Après la condition ouvrière, ecclésiastique ou bourgeoise, artistique ou même volage de la vie française sous le Second Empire, Zola s'intéresse à la condition paysanne en publiant ce roman en 1887, La Terre. Avec ce livre violent et crû, l'auteur sera montré du doigt par les critiques et même par ses collègues écrivains contemporains. Cinq d'entre eux, parmi les plus jeunes, écrivirent un manifeste dans le Figaro, en conseillant à Zola de se faire voir par un spécialiste en l'occurrence Charcot, pour soigner ses pulsions morbides. Il est vrai que le livre est bestial, brutal, décrivant comment le paysan pouvait aller jusqu'au crime pour protéger sa terre. Le protagoniste principal en est Jean Macquart, frère de Gervaise Macquart (L'Assommoir). A noter que Jean apparaît dans le premier volume de la saga La Fortune des Rougon où il suit une formation de menuisier. On le verra aussi dans La Débâcle et Le Docteur Pascal. Militaire pendant sept ans, il sort de l'armée et trouve un emploi chez le père d'un ami, à Romilly-sur-Aigre, un village de la Beauce. Mais son patron décédera brutalement et Jean trouvera un emploi de valet de ferme. C'est là qu'il rencontrera sa future femme, Françoise Fouan, fille de Michel Fouan dont l'héritage familial lui a laissé la plus mauvaise partie des terres. Le frère de Michel, Louis Fouan, décide à un âge assez avancé, de donner les terres à chacun de ses enfants en échange d'hébergement et de rente.

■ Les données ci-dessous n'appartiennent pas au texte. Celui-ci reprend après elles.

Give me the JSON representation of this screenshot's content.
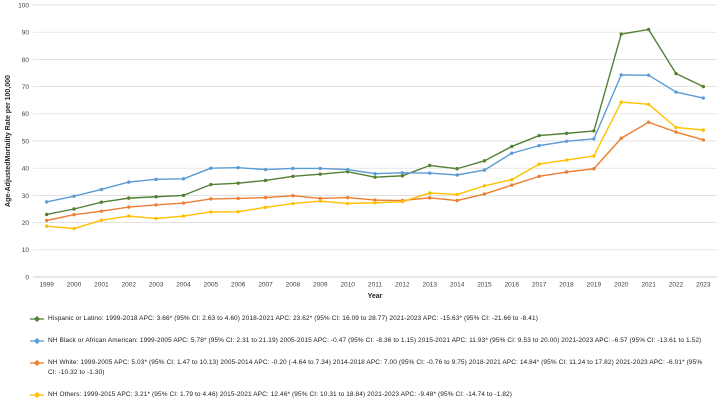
{
  "chart_data": {
    "type": "line",
    "title": "",
    "xlabel": "Year",
    "ylabel": "Age-AdjustedMortality Rate per 100,000",
    "x": [
      1999,
      2000,
      2001,
      2002,
      2003,
      2004,
      2005,
      2006,
      2007,
      2008,
      2009,
      2010,
      2011,
      2012,
      2013,
      2014,
      2015,
      2016,
      2017,
      2018,
      2019,
      2020,
      2021,
      2022,
      2023
    ],
    "ylim": [
      0,
      100
    ],
    "y_ticks": [
      0,
      10,
      20,
      30,
      40,
      50,
      60,
      70,
      80,
      90,
      100
    ],
    "grid": true,
    "legend_position": "bottom-left",
    "series": [
      {
        "name": "Hispanic or Latino",
        "color": "#538135",
        "values": [
          23.0,
          25.0,
          27.5,
          29.0,
          29.5,
          30.0,
          34.0,
          34.5,
          35.5,
          37.0,
          37.8,
          38.7,
          36.7,
          37.2,
          41.0,
          39.8,
          42.7,
          48.0,
          52.0,
          52.8,
          53.7,
          89.3,
          91.0,
          74.8,
          70.0
        ]
      },
      {
        "name": "NH Black or African American",
        "color": "#5B9BD5",
        "values": [
          27.6,
          29.7,
          32.2,
          34.9,
          35.9,
          36.1,
          40.0,
          40.2,
          39.5,
          39.9,
          39.9,
          39.5,
          38.0,
          38.3,
          38.2,
          37.5,
          39.3,
          45.5,
          48.3,
          49.9,
          50.8,
          74.3,
          74.2,
          68.0,
          65.8
        ]
      },
      {
        "name": "NH White",
        "color": "#ED7D31",
        "values": [
          20.8,
          22.9,
          24.2,
          25.7,
          26.5,
          27.2,
          28.7,
          28.9,
          29.2,
          29.9,
          28.9,
          29.2,
          28.3,
          28.1,
          29.1,
          28.1,
          30.5,
          33.8,
          37.0,
          38.6,
          39.8,
          51.0,
          56.9,
          53.3,
          50.4
        ]
      },
      {
        "name": "NH Others",
        "color": "#FFC000",
        "values": [
          18.7,
          17.8,
          20.9,
          22.4,
          21.5,
          22.4,
          23.9,
          24.0,
          25.6,
          27.0,
          27.9,
          27.0,
          27.3,
          27.7,
          30.9,
          30.3,
          33.5,
          35.8,
          41.5,
          43.0,
          44.5,
          64.3,
          63.5,
          55.0,
          54.0
        ]
      }
    ],
    "colors": {
      "gridline": "#D9D9D9",
      "axis_line": "#BFBFBF",
      "tick_text": "#404040"
    }
  },
  "legend": {
    "items": [
      {
        "label": "Hispanic or Latino: 1999-2018 APC: 3.66* (95% CI: 2.63 to 4.60) 2018-2021 APC: 23.62* (95% CI: 16.09 to 28.77) 2021-2023 APC: -15.63* (95% CI: -21.66 to -8.41)",
        "color": "#538135",
        "icon": "line-marker-icon"
      },
      {
        "label": "NH Black or African American: 1999-2005 APC: 5.78* (95% CI: 2.31 to 21.19) 2005-2015 APC: -0.47 (95% CI: -8.36 to 1.15) 2015-2021 APC: 11.93* (95% CI: 9.53 to 20.00) 2021-2023 APC: -6.57 (95% CI: -13.61 to 1.52)",
        "color": "#5B9BD5",
        "icon": "line-marker-icon"
      },
      {
        "label": "NH White: 1999-2005 APC: 5.03* (95% CI: 1.47 to 10.13) 2005-2014 APC: -0.20 (-4.64 to 7.34) 2014-2018 APC: 7.00 (95% CI: -0.76 to 9.75) 2018-2021 APC: 14.84* (95% CI: 11.24 to 17.82) 2021-2023 APC: -6.01* (95% CI: -10.32 to -1.30)",
        "color": "#ED7D31",
        "icon": "line-marker-icon"
      },
      {
        "label": "NH Others: 1999-2015 APC: 3.21* (95% CI: 1.79 to 4.46) 2015-2021 APC: 12.46* (95% CI: 10.31 to 18.84) 2021-2023 APC: -9.48* (95% CI: -14.74 to -1.82)",
        "color": "#FFC000",
        "icon": "line-marker-icon"
      }
    ]
  }
}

La Terre : meurtres en série

Parmi ses enfants il y a Buteau. Arriviste, décidé à s'emparer de tous les biens familiaux, il ne reculera devant rien afin de mener à bien son projet. Il assassinera tout d'abord sa propre mère, car sa présence l'empêche de fouiller la maison familiale à la recherche d'un hypothétique trésor. Buteau à deux cousines. Il épouse la première, Lise et courtise la seconde, Françoise, qui se réfugiera dans son mariage avec Jean Macquart. Apprenant que Françoise est enceinte des ardeurs de Jean, Buteau, de peur que l'héritage de la famille se volatilise avec l'arrivée d'un nouveau membre, décide de tuer Françoise. Il la violera avec l'aide de sa femme Lise et poussera Françoise qui ira s'empaler sur une faux. Elle décédera des suites de ses blessures et le vieux Louis Fouan, qui a assisté à la scène bien malgré lui, sera plus tard étranglé pendant son sommeil. Ils brûleront la maison familiale pour cacher le meurtre qu'il y ont perpétré, transformant ainsi leur crime en accident. Jean quittera la région peu après, dégoûté de cette terre qui engendre tant de malheurs et de convoitises et se ré-engage dans l'armée. Un livre très dur, très démonstratif où la haine, la violence et l'appât du gain domine tout. Cette vision du monde paysan sous le Second Empire est proprement cauchemardesque. Le roman qui suit, dans la saga des Rougon-Macquart, Le Rêve, devait permettre d'insuffler une bouffée d'air frais dans ce naturalisme décidément très réaliste.